Les insignes de commandeur de l’ordre de Saint-Sylvestre, renommé « Saint-Sébastien » dans le film

Alors qu’on pensait que Michael était sur la voie de la rédemption en abandonnant ses activités illicites, ces dernières le rattrapent comme une fatalité. La transaction qu’il a conclu est en fait le point de départ d’une escroquerie de haut niveau élaborée notamment par Gilday et le comptable du Vatican.

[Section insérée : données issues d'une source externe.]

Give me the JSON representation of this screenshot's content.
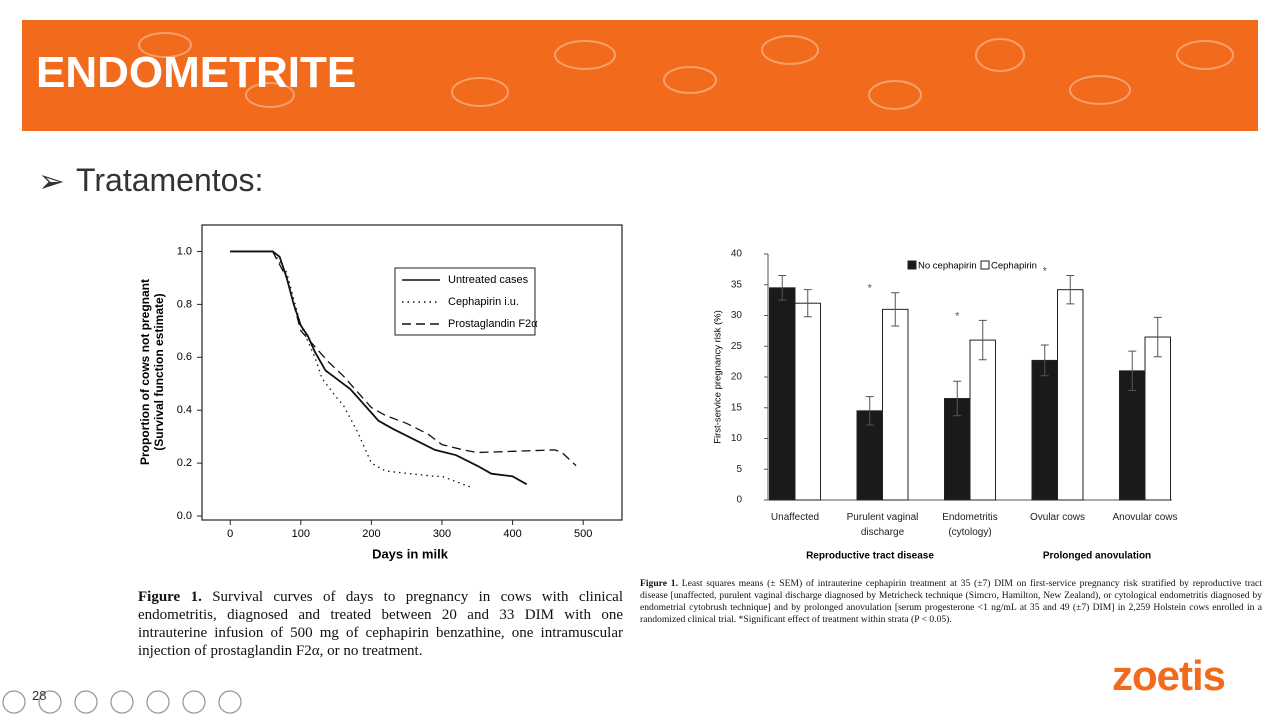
{
  "header": {
    "title": "ENDOMETRITE"
  },
  "bullet": "Tratamentos:",
  "chart_data": [
    {
      "type": "line",
      "xlabel": "Days in milk",
      "ylabel": [
        "Proportion of cows not pregnant",
        "(Survival function estimate)"
      ],
      "xlim": [
        -40,
        555
      ],
      "ylim": [
        -0.015,
        1.1
      ],
      "xticks": [
        0,
        100,
        200,
        300,
        400,
        500
      ],
      "yticks": [
        {
          "value": 0,
          "label": "0.0"
        },
        0.2,
        0.4,
        0.6,
        0.8,
        {
          "value": 1,
          "label": "1.0"
        }
      ],
      "series": [
        {
          "name": "Untreated cases",
          "color": "#111111",
          "style": "solid",
          "x": [
            0,
            60,
            70,
            80,
            90,
            100,
            110,
            120,
            135,
            150,
            170,
            190,
            210,
            230,
            260,
            290,
            320,
            350,
            370,
            400,
            420
          ],
          "values": [
            1,
            1,
            0.98,
            0.9,
            0.8,
            0.72,
            0.68,
            0.62,
            0.55,
            0.52,
            0.48,
            0.42,
            0.36,
            0.33,
            0.29,
            0.25,
            0.23,
            0.19,
            0.16,
            0.15,
            0.12
          ]
        },
        {
          "name": "Cephapirin i.u.",
          "color": "#111111",
          "style": "dotted",
          "x": [
            0,
            60,
            80,
            100,
            120,
            130,
            150,
            160,
            180,
            200,
            220,
            290,
            300,
            340
          ],
          "values": [
            1,
            1,
            0.92,
            0.72,
            0.6,
            0.52,
            0.45,
            0.42,
            0.32,
            0.2,
            0.17,
            0.15,
            0.15,
            0.11
          ]
        },
        {
          "name": "Prostaglandin F2α",
          "color": "#111111",
          "style": "dashed",
          "x": [
            0,
            60,
            80,
            100,
            120,
            140,
            160,
            180,
            200,
            220,
            250,
            280,
            300,
            330,
            350,
            460,
            470,
            490
          ],
          "values": [
            1,
            1,
            0.9,
            0.7,
            0.64,
            0.58,
            0.53,
            0.47,
            0.41,
            0.38,
            0.35,
            0.31,
            0.27,
            0.25,
            0.24,
            0.25,
            0.24,
            0.19
          ]
        }
      ]
    },
    {
      "type": "bar",
      "ylabel": "First-service pregnancy risk (%)",
      "categories": [
        "Unaffected",
        "Purulent vaginal discharge",
        "Endometritis (cytology)",
        "Ovular cows",
        "Anovular cows"
      ],
      "groups": [
        "Reproductive tract disease",
        "Prolonged anovulation"
      ],
      "ylim": [
        0,
        40
      ],
      "yticks": [
        0,
        5,
        10,
        15,
        20,
        25,
        30,
        35,
        40
      ],
      "significance_marker": "*",
      "significant": [
        false,
        true,
        true,
        true,
        false
      ],
      "series": [
        {
          "name": "No cephapirin",
          "color": "#1a1a1a",
          "values": [
            34.5,
            14.5,
            16.5,
            22.7,
            21
          ],
          "errors": [
            2,
            2.3,
            2.8,
            2.5,
            3.2
          ]
        },
        {
          "name": "Cephapirin",
          "color": "#ffffff",
          "values": [
            32,
            31,
            26,
            34.2,
            26.5
          ],
          "errors": [
            2.2,
            2.7,
            3.2,
            2.3,
            3.2
          ]
        }
      ]
    }
  ],
  "captions": [
    {
      "label": "Figure 1.",
      "text": "Survival curves of days to pregnancy in cows with clinical endometritis, diagnosed and treated between 20 and 33 DIM with one intrauterine infusion of 500 mg of cephapirin benzathine, one intramuscular injection of prostaglandin F2α, or no treatment."
    },
    {
      "label": "Figure 1.",
      "text": "Least squares means (± SEM) of intrauterine cephapirin treatment at 35 (±7) DIM on first-service pregnancy risk stratified by reproductive tract disease [unaffected, purulent vaginal discharge diagnosed by Metricheck technique (Simcro, Hamilton, New Zealand), or cytological endometritis diagnosed by endometrial cytobrush technique] and by prolonged anovulation [serum progesterone <1 ng/mL at 35 and 49 (±7) DIM] in 2,259 Holstein cows enrolled in a randomized clinical trial. *Significant effect of treatment within strata (P < 0.05)."
    }
  ],
  "page_number": "28",
  "logo": "zoetis"
}
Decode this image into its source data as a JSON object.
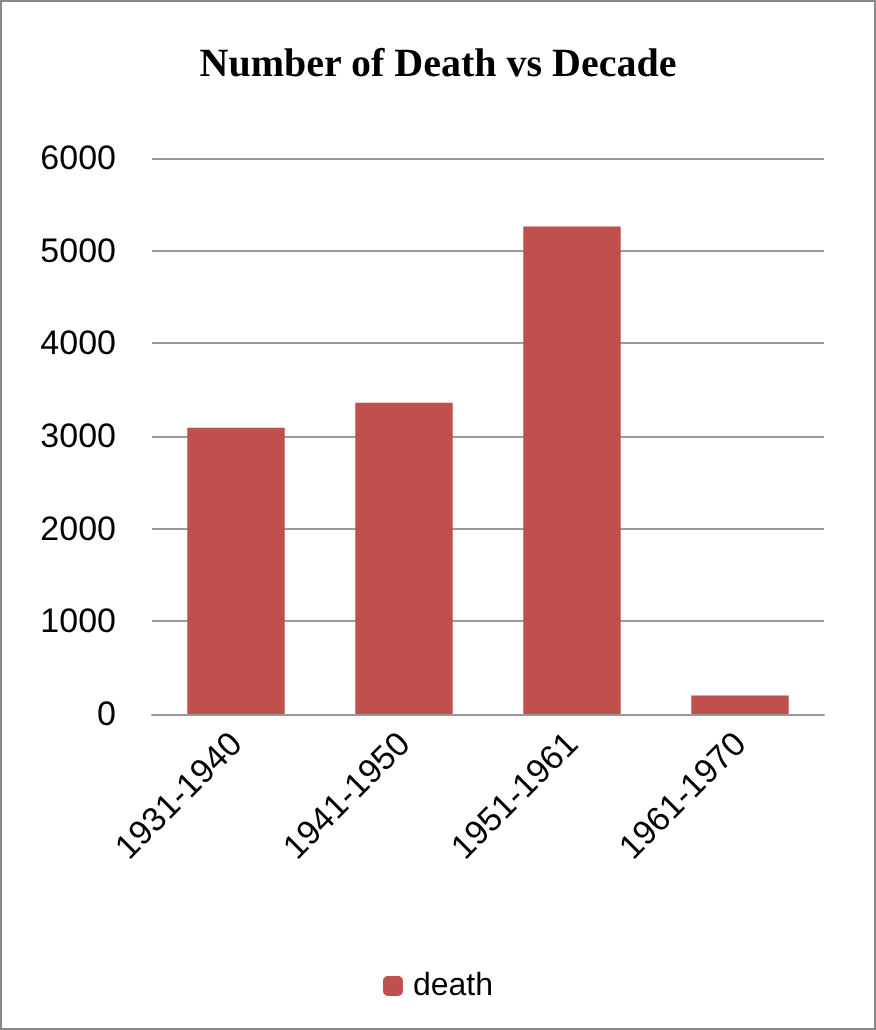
{
  "chart_data": {
    "type": "bar",
    "title": "Number of Death vs Decade",
    "categories": [
      "1931-1940",
      "1941-1950",
      "1951-1961",
      "1961-1970"
    ],
    "series": [
      {
        "name": "death",
        "color": "#c0504d",
        "values": [
          3090,
          3360,
          5260,
          200
        ]
      }
    ],
    "ylim": [
      0,
      6000
    ],
    "yticks": [
      0,
      1000,
      2000,
      3000,
      4000,
      5000,
      6000
    ],
    "grid": "y",
    "legend": "bottom"
  }
}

Cette collusion fictive entre la mafia et le Saint-Siège est basée sur le scandale bien réel de la Banco Ambrosiano, qui éclate en 1981. Dès lors, les noms des personnages inspirés de personnes réelles ont été modifiés, tout comme le nom de cet ordre pontifical, renommé dans le film « ordre de Saint-Sébastien ».

Conclusion

Reconstitution du placard de Michael Corleone : Navy Cross, Silver Star, Purple Heart, Asiatic-Pacific Campaign Medal (2 service stars), European-African-Middle Eastern Campaign Medal (1 service star), World War II Victory Medal, commandeur de l’ordre pontifical de Saint-Sylvestre

Nous l’avons vu, les décorations sont certes secondaires dans la dense histoire du Parrain, mais elles contribuent indéniablement à la construction du personnage et à l’image que Michael Corleone renvoie aux autres personnages du récit et aux spectateurs.

Grâce à ce détail assuré par les scénaristes mais également par les costumiers et les accessoiristes des trois films, la cohérence d’ensemble et l’immersion s’en voient renforcées, donnant un tout qui a remporté un total neuf Oscars à une trilogie qui compte parmi les plus célèbres du septième art.